Флорентиец по рождению, большую часть жизни провел в Риме. Священник, основатель конгрегации ораторианцев, мастер проповеди, обращенной ко всем слоям общества, и один из столпов Контрреформации. Канонизирован в 1622 году, известен как «веселый святой» или даже «Божий шут».

«Жили два старца / во святой пустыне, / Бога молили, / душу спасали. <...> Один все плакал, / другой веселился. / Спросят у постника: / “Чего, отче, плачешь?” / Отвечает старец: / “О грехах горюю”. / Спросят веселого: / “О чем ты ликуешь?” Отвечает старец: / — Беса труждаю». У Кузмина это перепев сюжета из древнего патерика, за которым, в свою очередь, совсем уж вечное наблюдение о двух психотипах — плачущий Гераклит, смеющийся Демокрит и так далее. Но именно при взгляде на всевозможных духовных лидеров реформационной и постреформационной эпохи эти самые «постник и веселый» вспоминаются сплошь и рядом.

То, что немецкие протестантские умы бранчливо окрестили в XIX веке Контрреформацией, то, что сейчас принято на более комплементарный лад называть «католической Реформой»,— слишком огромный процесс, социальный, культурный, экономический; с птичьего полета в нем индивидуальная физиогномика еле приметна. Приметно другое: что и католическая церковь, и общество в католических краях в ответ на вызовы Реформации вовсе не заткнуло уши и вовсе не забаррикадировалось анафемами, реакционной цензурой и поленницами инквизиционных костров. Да, у нас действительно там-то и там-то ужас какое безобразие. Да, надо это искоренять.
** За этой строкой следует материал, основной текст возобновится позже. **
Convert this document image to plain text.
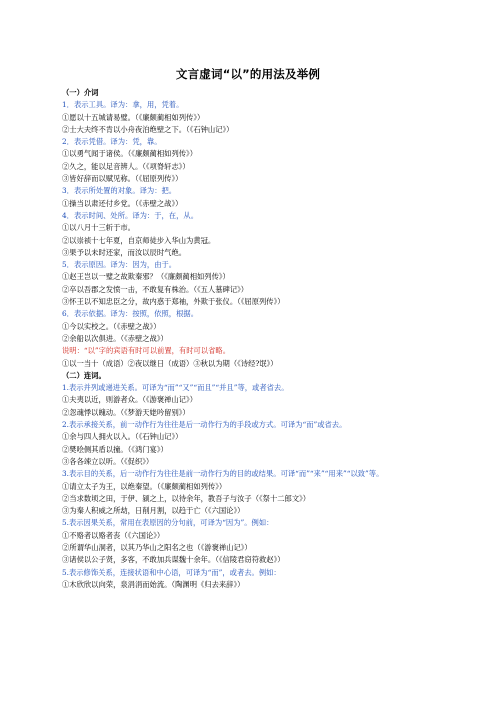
文言虚词“以”的用法及举例
（一）介词
1．表示工具。译为：拿，用，凭着。
①愿以十五城请易璧。（《廉颇蔺相如列传》）
②士大夫终不肯以小舟夜泊绝壁之下。（《石钟山记》）
2．表示凭借。译为：凭，靠。
①以勇气闻于诸侯。（《廉颇蔺相如列传》）
②久之，能以足音辨人。（《项脊轩志》）
③皆好辞而以赋见称。（《屈原列传》）
3．表示所处置的对象。译为：把。
①操当以肃还付乡党。（《赤壁之战》）
4．表示时间、处所。译为：于，在，从。
①以八月十三斩于市。
②以崇祯十七年夏，自京师徒步入华山为黄冠。
③果予以未时还家，而汝以辰时气绝。
5．表示原因。译为：因为，由于。
①赵王岂以一璧之故欺秦邪？（《廉颇蔺相如列传》）
②卒以吾郡之发愤一击，不敢复有株治。（《五人墓碑记》）
③怀王以不知忠臣之分，故内惑于郑袖，外欺于张仪。（《屈原列传》）
6．表示依据。译为：按照，依照，根据。
①今以实校之。（《赤壁之战》）
②余船以次俱进。（《赤壁之战》）
说明：“以”字的宾语有时可以前置，有时可以省略。
①以一当十（成语）②夜以继日（成语）③秋以为期（《诗经?氓》）
（二）连词。
1.表示并列或递进关系。可译为“而”“又”“而且”“并且”等，或者省去。
①夫夷以近，则游者众。（《游褒禅山记》）
②忽魂悸以魄动。（《梦游天姥吟留别》）
2.表示承接关系，前一动作行为往往是后一动作行为的手段或方式。可译为“而”或省去。
①余与四人拥火以入。（《石钟山记》）
②樊哙侧其盾以撞。（《鸿门宴》）
③各各竦立以听。（《促织》）
3.表示目的关系，后一动作行为往往是前一动作行为的目的或结果。可译“而”“来”“用来”“以致”等。
①请立太子为王，以绝秦望。（《廉颇蔺相如列传》）
②当求数顷之田，于伊、颍之上，以待余年，教吾子与汝子（《祭十二郎文》）
③为秦人积威之所劫，日削月割，以趋于亡（《六国论》）
5.表示因果关系，常用在表原因的分句前，可译为“因为”。例如：
①不赂者以赂者丧（《六国论》）
②所谓华山洞者，以其乃华山之阳名之也（《游褒禅山记》）
③诸侯以公子贤，多客，不敢加兵谋魏十余年。（《信陵君窃符救赵》）
5.表示修饰关系，连接状语和中心语，可译为“而”，或者去。例如：
①木欣欣以向荣，泉涓涓而始流。（陶渊明《归去来辞》）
Католицизм конца XVI века от католицизма начала того же столетия отличается не только боевитостью, нервным тонусом и иезуитской энергией, но и, если угодно, социальной ответственностью. Духовенство начинает следить за своим поведением, смыкает и чистит ряды. Многие и многие иерархи, вместо того чтобы красоваться идолами в золотой парче, опекают бедных и больных, открывают школы и без устали инспектируют приходы. Но и масса лаиков — уже не молчащее большинство, о котором еле заботятся; их привечают, с ними работают, их искусно поучают, развлекают, побуждают к общему делу, и в результате многие мирские братства — корпорации людей, совершенно не бросающих свои светские дела и обязанности,— становятся по местам влиятельнее, чем иные монашеские ордены.

Альфонс Легро. «Святой Карло Борромео», XIX век

Альфонс Легро. «Святой Карло Борромео», XIX век

Фото: DIOMEDIA / Wellcome Images

И все же были тут постники, а были веселые. Вот Карло Борромео (1538-1584), архиепископ Милана, кристальная душа, человек святой жизни, без трепета входивший в чумные дома во время повального мора. Но это персонаж вроде шекспировского графа Анджело, который «и строг и безупречен: / почти не признается он, что в жилах / кровь у него течет и что ему / от голода приятней хлеб, чем камень». Простонародье его любило, но духовные, слишком хорошо знавшие его ригоризм, сухость, педантичность и крутой нрав,— не очень.

И вот Филиппо Нери (1515-1595), тоже уверившийся в свое время, что работа среди городских масс на родине нужнее, чем миссионерство в Индиях или Китае. Но при этом, хотя его строжайшее личное благочестие сложно подвергнуть сомнению, любивший приговаривать, что веселое сердце легче привести к совершенству, чем сердце унылое и подавленное.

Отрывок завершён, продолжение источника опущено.